Let’s come back to the façade: SLAB is here to talk about architecture, after all. Yesterday I was struck by the size of the logo on our local branch. It’s probably no bigger or smaller than the logo on the front of the Funabashi branch near Tokyo in Japan. It’s probably standardised anyway. But just how big is it? How does the size of the Ikea logo compare with the size of an average apartment in Tokyo? What is there to learn from the irony that a company dedicated to solving the furnishing problems of small apartments, operates out of peripheral mega-barns the size of football fields?


I took the door in the background to be 2m high, and used this measurement to lay down a perspective grid on the logo.

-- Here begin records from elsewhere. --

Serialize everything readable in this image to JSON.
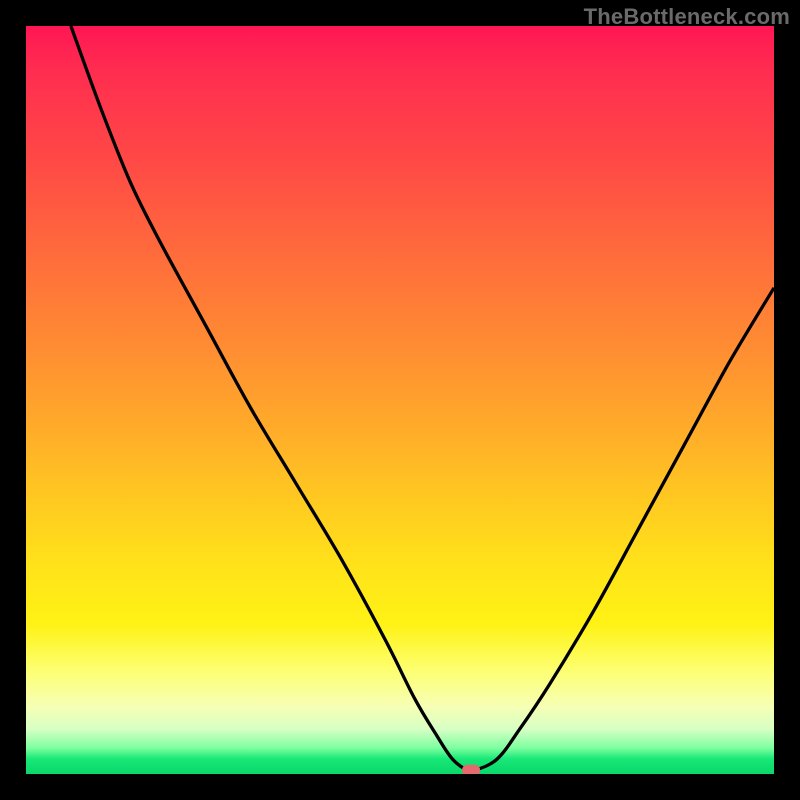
{
  "watermark": "TheBottleneck.com",
  "chart_data": {
    "type": "line",
    "title": "",
    "xlabel": "",
    "ylabel": "",
    "xlim": [
      0,
      100
    ],
    "ylim": [
      0,
      100
    ],
    "grid": false,
    "series": [
      {
        "name": "bottleneck-curve",
        "x": [
          6,
          10,
          14,
          18,
          24,
          30,
          36,
          42,
          48,
          52,
          55,
          57,
          59,
          60,
          63,
          66,
          70,
          76,
          82,
          88,
          94,
          100
        ],
        "values": [
          100,
          89,
          79,
          71,
          60,
          49,
          39,
          29,
          18,
          10,
          5,
          2,
          0.5,
          0.5,
          2,
          6,
          12,
          22,
          33,
          44,
          55,
          65
        ]
      }
    ],
    "marker": {
      "x": 59.5,
      "y": 0.5,
      "color": "#e46a6f"
    },
    "background_gradient": {
      "orientation": "vertical",
      "stops": [
        {
          "pos": 0.0,
          "color": "#ff1654"
        },
        {
          "pos": 0.3,
          "color": "#ff6a3c"
        },
        {
          "pos": 0.63,
          "color": "#ffc821"
        },
        {
          "pos": 0.86,
          "color": "#fdff6f"
        },
        {
          "pos": 0.98,
          "color": "#17e877"
        },
        {
          "pos": 1.0,
          "color": "#0ad76a"
        }
      ]
    }
  }
}
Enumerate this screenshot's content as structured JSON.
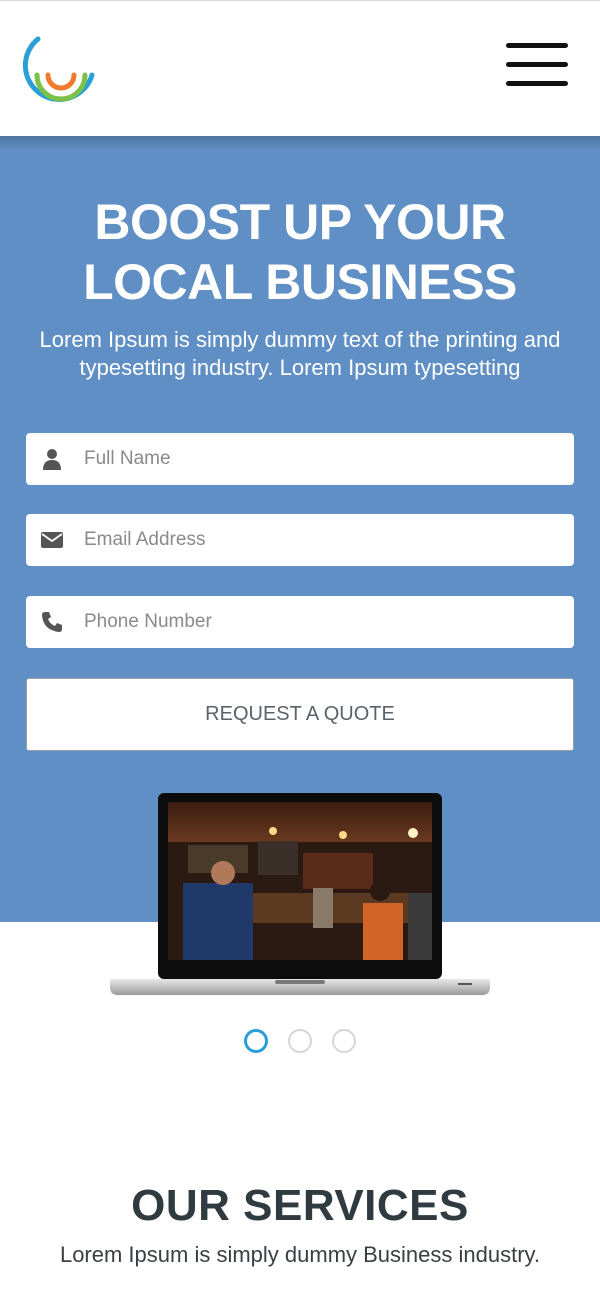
{
  "header": {
    "logo_icon": "rainbow-arc-logo",
    "menu_icon": "hamburger-icon"
  },
  "hero": {
    "title_line1": "BOOST UP YOUR",
    "title_line2": "LOCAL BUSINESS",
    "text": "Lorem Ipsum is simply dummy text of the printing and typesetting industry. Lorem Ipsum typesetting",
    "background": "#5f8fc5"
  },
  "form": {
    "full_name": {
      "placeholder": "Full Name",
      "value": "",
      "icon": "user-icon"
    },
    "email": {
      "placeholder": "Email Address",
      "value": "",
      "icon": "envelope-icon"
    },
    "phone": {
      "placeholder": "Phone Number",
      "value": "",
      "icon": "phone-icon"
    },
    "submit_label": "REQUEST A QUOTE"
  },
  "slider": {
    "image_icon": "laptop-with-cafe-photo",
    "slide_count": 3,
    "active_slide": 1,
    "accent": "#2a9fd6"
  },
  "services": {
    "title": "OUR SERVICES",
    "text": "Lorem Ipsum is simply dummy Business industry."
  }
}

By my reckoning, the total area of all four letters is around 134 sq/m, which is substantialy larger than my apartment in Berlin.

Sakura-house.com, an apartment and guesthouse portal for Tokyo, claims that the average apartment in Japan’s capital is just 62 sq/m in size. Probably an optimistic guess judging by this scanned advert for a 20 sq/m apartment in Koenki which I found on Flickr.


Flickr user ‘noexit’ refers to the traditional Japanese method of measuring room size with tatami mats in the description of his new $700-a-month shoebox:

«Quiet neighborhood, Southeast facing room, Air conditioner, and a 3 mat loft…»

he says, refering to the bedroom above the combined hallway and kitchen. Going one step further, here’s a visual comparrison of the Ikea logo with ‘noexits’s apartment.

It’s not small, it’s bijou

What I’d like to see now, of course, is a fully furnished Ikea logo complete with sofa, Billy shelving, throw-rugs and a nice little desk in the corner. You could probably live a healthy life, if a little spartan, in the letter E. Or you could go and take a look at Ikea’s daughter company BoKlok, who actually build homes: once again, reality proves itself to be more absurd than fantasy.

The BoKlock website has a great cut-away top view of its apartment buildings which are, according to the blurb, «small scale, yet effectively designed. Each and every function in the modern home has its place». As if this were not enough, their are «a number of furnishing suggestions for each apartment», and in case you still haven’t understood what they mean, you will be given a £250 Ikea gift certificate and two hours consultation with an Ikea interior designer.

You, some time in the future.

So this is the solution for anyone who has felt the pang of disappointment which usually accompanies any visit to Ikea. The huge discrepancy between the beautifully shot photos in the catalogue, and the bandy off-white constructions in the Ikea showroom can now be avoided simply by buying an entire Ikea home, and, effectively, moving into the soft-focus fantasy world shown above right, where everything has its place, all colours are perfectly coordinated, and nonchalant early afternoon sunlight pours in through generous floor-to-ceiling windows whatever the season.